While normally she could parry with the best of them, the old woman only gapes, helplessly silent as statuary.
This impresses Xena. “I’ll be damned, Antony. You’ve left the crone speechless.”
As Faustina totters off in a sexual haze, she admits to herself that it has been too long. How easy would it be to invite Antony to bed? What consequence could there be when it would clearly mean nothing to them? But then, that was the problem—she had no idea, really, what mattered to him. The long, low light from the torches on the wall ennobles his dark beauty, softens the sharp peaks of his eyebrows, his cheekbones. His eyes glow with nonexistent warmth, his lips ripen with the pulsing undercurrent of shadows. If only, she thinks, the entire world could be viewed in the theatre of the vulnerable dark, illuminated by torch and candlelight alone—what a beautiful deception, what a world of inconsequence.

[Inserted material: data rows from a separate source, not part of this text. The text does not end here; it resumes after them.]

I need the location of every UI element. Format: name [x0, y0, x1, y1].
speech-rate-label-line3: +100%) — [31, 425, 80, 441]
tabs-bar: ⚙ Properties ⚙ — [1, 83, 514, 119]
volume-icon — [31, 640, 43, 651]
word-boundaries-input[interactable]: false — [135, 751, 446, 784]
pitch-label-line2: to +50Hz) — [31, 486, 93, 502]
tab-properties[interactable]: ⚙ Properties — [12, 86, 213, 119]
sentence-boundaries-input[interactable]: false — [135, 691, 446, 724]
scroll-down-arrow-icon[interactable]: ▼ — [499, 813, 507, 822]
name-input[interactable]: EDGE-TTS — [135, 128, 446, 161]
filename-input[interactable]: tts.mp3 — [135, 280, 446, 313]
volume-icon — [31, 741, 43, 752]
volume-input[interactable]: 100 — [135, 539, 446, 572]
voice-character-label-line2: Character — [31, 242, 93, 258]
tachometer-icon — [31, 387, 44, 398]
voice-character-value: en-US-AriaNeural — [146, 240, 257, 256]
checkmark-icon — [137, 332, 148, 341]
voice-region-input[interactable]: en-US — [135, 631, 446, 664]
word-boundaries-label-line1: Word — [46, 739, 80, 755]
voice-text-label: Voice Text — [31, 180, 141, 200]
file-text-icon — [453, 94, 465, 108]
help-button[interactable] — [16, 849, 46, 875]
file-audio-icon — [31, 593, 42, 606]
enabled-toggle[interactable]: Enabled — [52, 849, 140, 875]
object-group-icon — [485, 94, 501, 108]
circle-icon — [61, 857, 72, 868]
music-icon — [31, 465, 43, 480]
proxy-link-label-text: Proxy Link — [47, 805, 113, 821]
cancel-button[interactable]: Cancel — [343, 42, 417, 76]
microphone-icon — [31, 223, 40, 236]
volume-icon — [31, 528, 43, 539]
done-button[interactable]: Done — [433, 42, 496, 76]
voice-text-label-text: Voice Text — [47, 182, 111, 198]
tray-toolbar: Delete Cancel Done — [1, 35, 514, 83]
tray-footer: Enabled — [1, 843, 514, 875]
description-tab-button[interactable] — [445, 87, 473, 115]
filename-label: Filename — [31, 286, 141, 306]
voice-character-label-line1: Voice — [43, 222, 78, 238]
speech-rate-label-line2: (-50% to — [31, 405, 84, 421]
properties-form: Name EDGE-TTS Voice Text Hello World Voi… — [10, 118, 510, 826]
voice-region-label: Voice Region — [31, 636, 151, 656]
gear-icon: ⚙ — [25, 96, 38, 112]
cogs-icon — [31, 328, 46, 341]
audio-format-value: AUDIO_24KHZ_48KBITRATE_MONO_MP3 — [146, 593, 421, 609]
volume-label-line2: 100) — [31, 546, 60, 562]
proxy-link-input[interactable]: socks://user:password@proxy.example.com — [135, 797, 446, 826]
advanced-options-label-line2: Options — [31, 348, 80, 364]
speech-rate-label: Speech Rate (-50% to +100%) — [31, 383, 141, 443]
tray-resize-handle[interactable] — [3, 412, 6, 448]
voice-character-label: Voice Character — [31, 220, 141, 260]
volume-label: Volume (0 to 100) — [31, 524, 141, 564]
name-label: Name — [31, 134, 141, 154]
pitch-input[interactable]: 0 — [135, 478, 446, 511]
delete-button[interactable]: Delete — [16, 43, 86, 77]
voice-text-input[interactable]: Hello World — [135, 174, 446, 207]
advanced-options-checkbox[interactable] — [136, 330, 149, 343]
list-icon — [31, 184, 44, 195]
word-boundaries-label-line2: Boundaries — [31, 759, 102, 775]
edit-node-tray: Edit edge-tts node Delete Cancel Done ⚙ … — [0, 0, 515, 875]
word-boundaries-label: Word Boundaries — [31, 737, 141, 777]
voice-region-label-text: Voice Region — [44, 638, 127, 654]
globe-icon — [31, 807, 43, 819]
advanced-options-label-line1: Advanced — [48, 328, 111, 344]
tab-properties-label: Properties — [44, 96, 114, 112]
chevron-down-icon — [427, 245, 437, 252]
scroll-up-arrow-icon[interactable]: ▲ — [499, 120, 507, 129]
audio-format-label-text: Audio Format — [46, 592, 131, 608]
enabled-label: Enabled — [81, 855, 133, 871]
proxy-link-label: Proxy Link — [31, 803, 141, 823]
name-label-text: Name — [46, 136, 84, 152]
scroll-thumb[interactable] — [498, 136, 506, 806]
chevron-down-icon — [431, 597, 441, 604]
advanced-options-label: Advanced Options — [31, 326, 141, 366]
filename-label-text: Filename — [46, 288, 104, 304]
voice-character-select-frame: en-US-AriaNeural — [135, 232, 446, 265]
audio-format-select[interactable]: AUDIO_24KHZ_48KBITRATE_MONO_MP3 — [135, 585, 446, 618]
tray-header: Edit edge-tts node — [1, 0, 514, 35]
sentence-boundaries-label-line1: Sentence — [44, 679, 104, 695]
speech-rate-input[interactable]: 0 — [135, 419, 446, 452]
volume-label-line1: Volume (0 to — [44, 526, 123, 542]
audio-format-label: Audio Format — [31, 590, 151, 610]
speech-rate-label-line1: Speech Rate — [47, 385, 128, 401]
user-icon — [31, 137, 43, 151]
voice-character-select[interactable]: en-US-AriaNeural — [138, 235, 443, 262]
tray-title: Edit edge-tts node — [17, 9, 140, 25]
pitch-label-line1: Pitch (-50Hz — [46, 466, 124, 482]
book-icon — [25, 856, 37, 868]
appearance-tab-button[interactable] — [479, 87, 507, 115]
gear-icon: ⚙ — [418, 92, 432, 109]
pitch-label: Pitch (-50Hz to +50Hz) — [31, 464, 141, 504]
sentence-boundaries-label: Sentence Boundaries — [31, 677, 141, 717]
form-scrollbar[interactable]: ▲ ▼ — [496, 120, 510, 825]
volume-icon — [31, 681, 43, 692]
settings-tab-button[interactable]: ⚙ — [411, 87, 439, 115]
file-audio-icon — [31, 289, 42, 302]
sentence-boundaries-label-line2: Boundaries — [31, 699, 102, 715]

The gladiator, however, needed no such trick of the firelight.
If Antony had sensed her moment of weakness, he allowed it to pass. Losing your touch, Antony. Or am I perhaps too valuable to you somehow? “If I hear anything further from him, you’ll know, of course. And—” He smiles, but this time the artistry of the flame cannot remove or transform the cool assurance of the predator, barely perceptible in the twitch of his mouth. “—I shall expect a similar courtesy.”
She echoes both the words and the smile. “Of course.”
He nods at the Caesar’s note, abandoned among her other parchments. It is an admirable calculation, leaving it with her. “We must be prepared for what follows.”
Antony laughs. “Do you really think I know any more than you at this point? That wouldn’t be any fun at all.” Dramatically elegant as usual, he ruffles his cape in farewell and she is alone with the firelight and the questions that will provide ample tinder for a restless night.